Today, I was very happy to receive an inquiry from historian, Laura Snow, about my late uncle. She found his name on my website, and recognized that he must have been the same Hendrik Dolleman (1905-1990) who served with her father and accompanied Admiral Byrd on two expeditions to the Antarctic in 1939 and 1955. “Dolleman Island,” where research still takes place today, is named after him as mentioned in a 1961 book called Antarctic Command by Captain Finn Ronne, USNR. Dolleman was in charge of training sled dogs.

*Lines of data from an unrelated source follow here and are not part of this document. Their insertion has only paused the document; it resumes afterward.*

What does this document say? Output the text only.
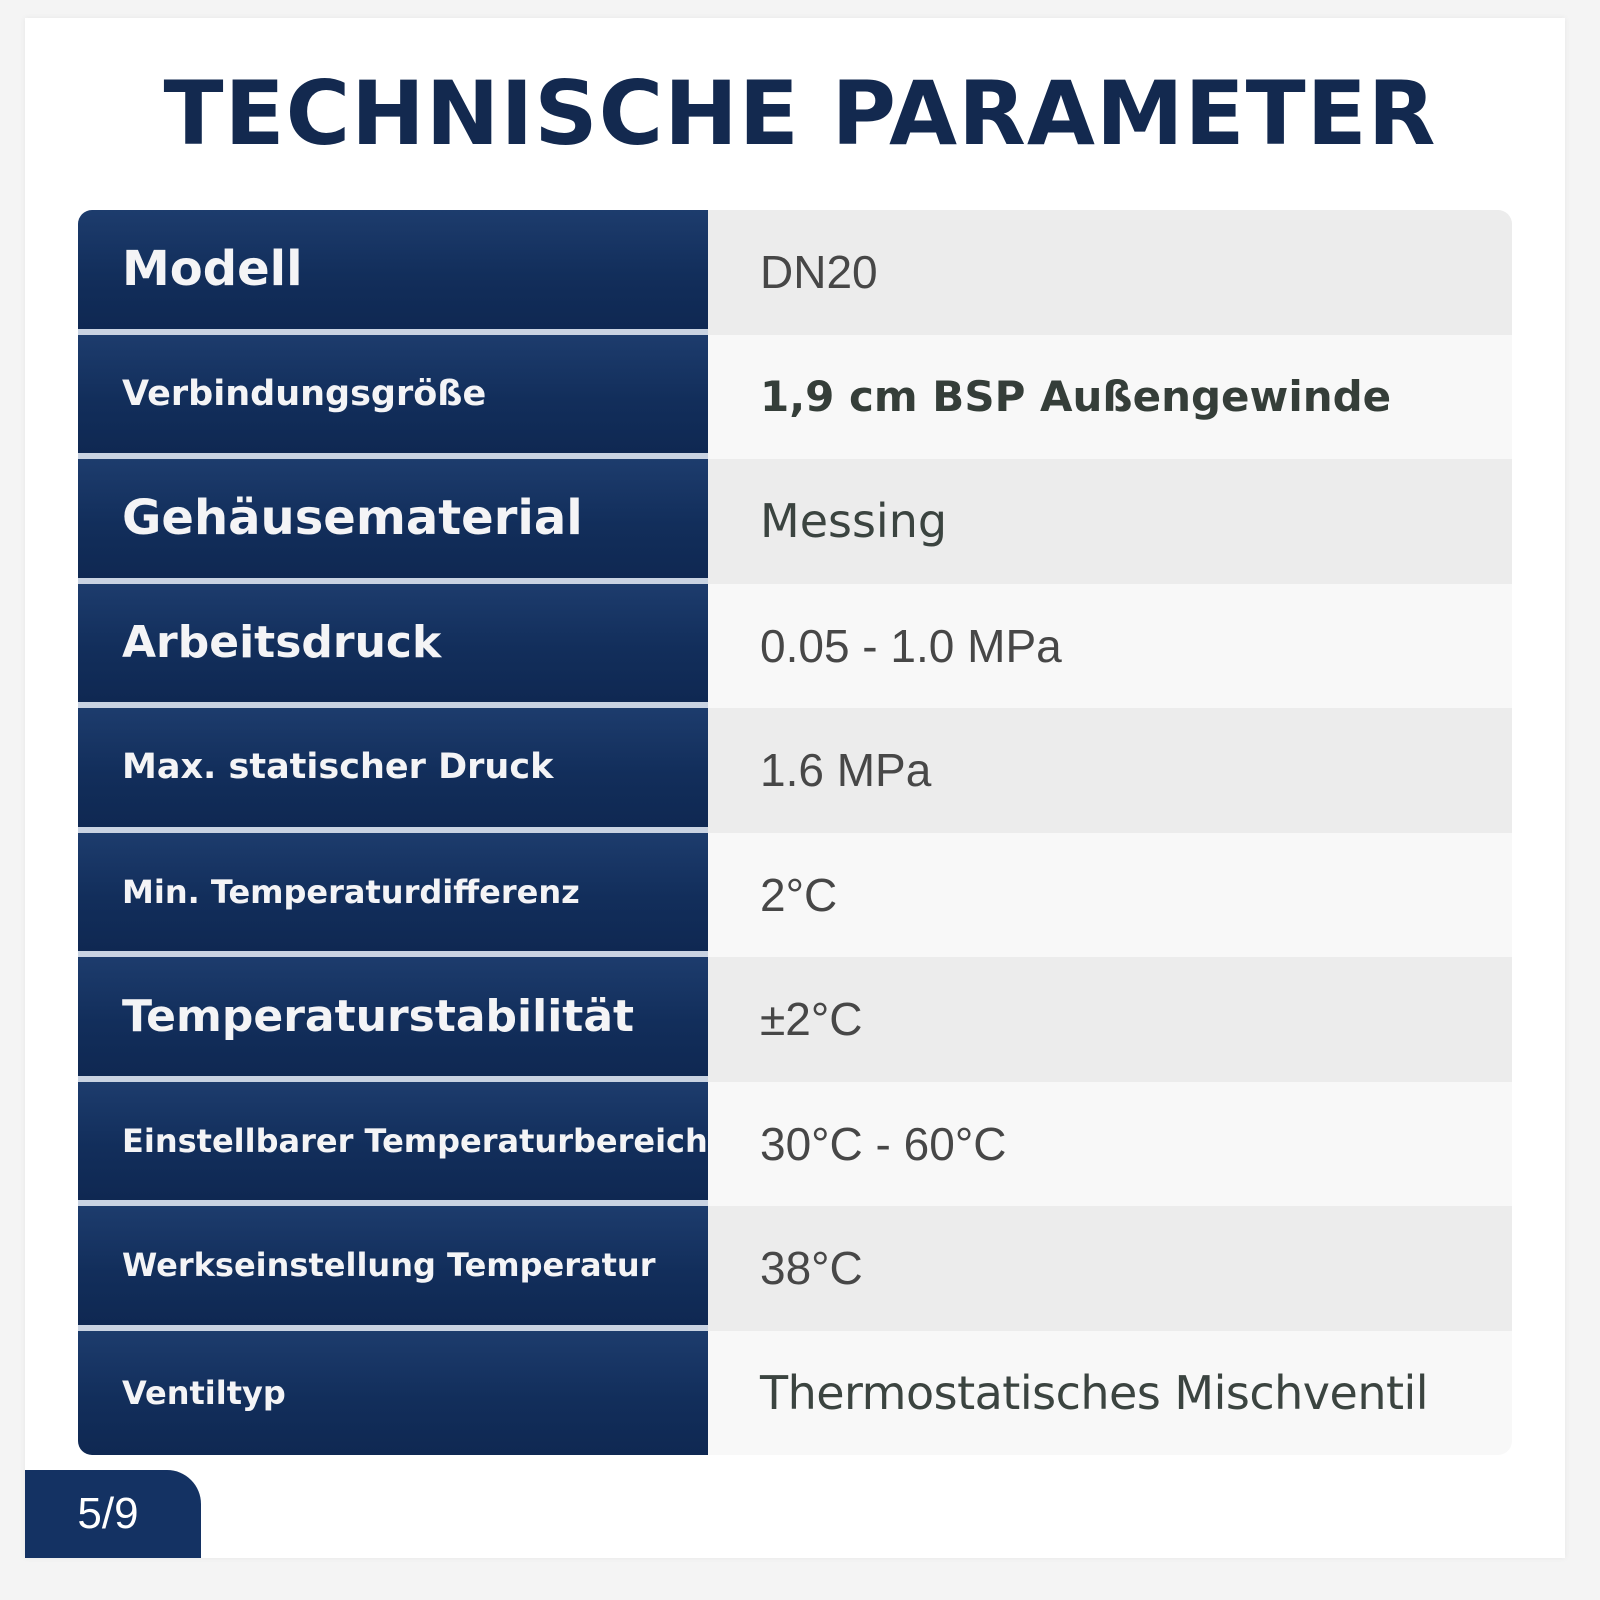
TECHNISCHE PARAMETER
Modell	DN20
Verbindungsgröße	1,9 cm BSP Außengewinde
Gehäusematerial	Messing
Arbeitsdruck	0.05 - 1.0 MPa
Max. statischer Druck	1.6 MPa
Min. Temperaturdifferenz	2°C
Temperaturstabilität	±2°C
Einstellbarer Temperaturbereich	30°C - 60°C
Werkseinstellung Temperatur	38°C
Ventiltyp	Thermostatisches Mischventil
5/9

A newspaper article about Dolleman was saved by his late sister-in-law, my mother, who failed to note the name of the newspaper or the date. She saved only the portion of the article that pertained to him. It said:
S.Sgt. Henry Dolleman, son of Mr. and Mrs. Henry Dolleman, 129 Winter Street, who won the Soldier’s Medal with an oak leaf cluster for participation in two polar rescue missions in 1942, is currently stationed at Westover Field, Mass. An article in a recent issue of the “Army Airliner,” the official publication of the Atlantic Division, Air Transport Command, heralds Sergeant Dolleman as being one of two soldiers who, along with Navy BY crew, made the rescue mission.…
He was a hero who had saved six lives in a dangerous polar rescue! A photo of him with his companions, several sled dogs and a penguin can be seen at this web page: http://usas1939.org/ Hendrik is the third man from the left, in the second row.
Born in 1905 in Deventer, Overijssel, Netherlands, Dolleman came to America in 1916 (at the age of eleven) on board the “Nieuw Amsterdam,” leaving from Rotterdam and accompanied by his mother and siblings. A photo of the ship is available at ancestry.com
My Aunt Frances (my mother’s oldest sister) married Hendrik rather late in life and they had no children. He was a career serviceman. The couple both enjoyed their nieces and nephews to a great extent, and also had a lot of cats, both cats they kept as pets as well as strays they customarily fed.
They were stationed in Germany for a time where my aunt became fond of Hummel figurines and collected a great many of them. It was fun to visit her Hummel collection at their west-side Manchester, New Hampshire home, the same house where my grandparents brought up their brood of eleven children. Last I knew, the pear trees that still grow in the back yard are the same ones that provided grandmother with fruit to can for the winter, with the help of her oldest girls.
By the way, the Chinook dogs used as sled dogs in these expeditions was bred in Wonalancet, New Hampshire by breed founder, Arthur Treadwell Walden. Very few dogs of this breed remain today.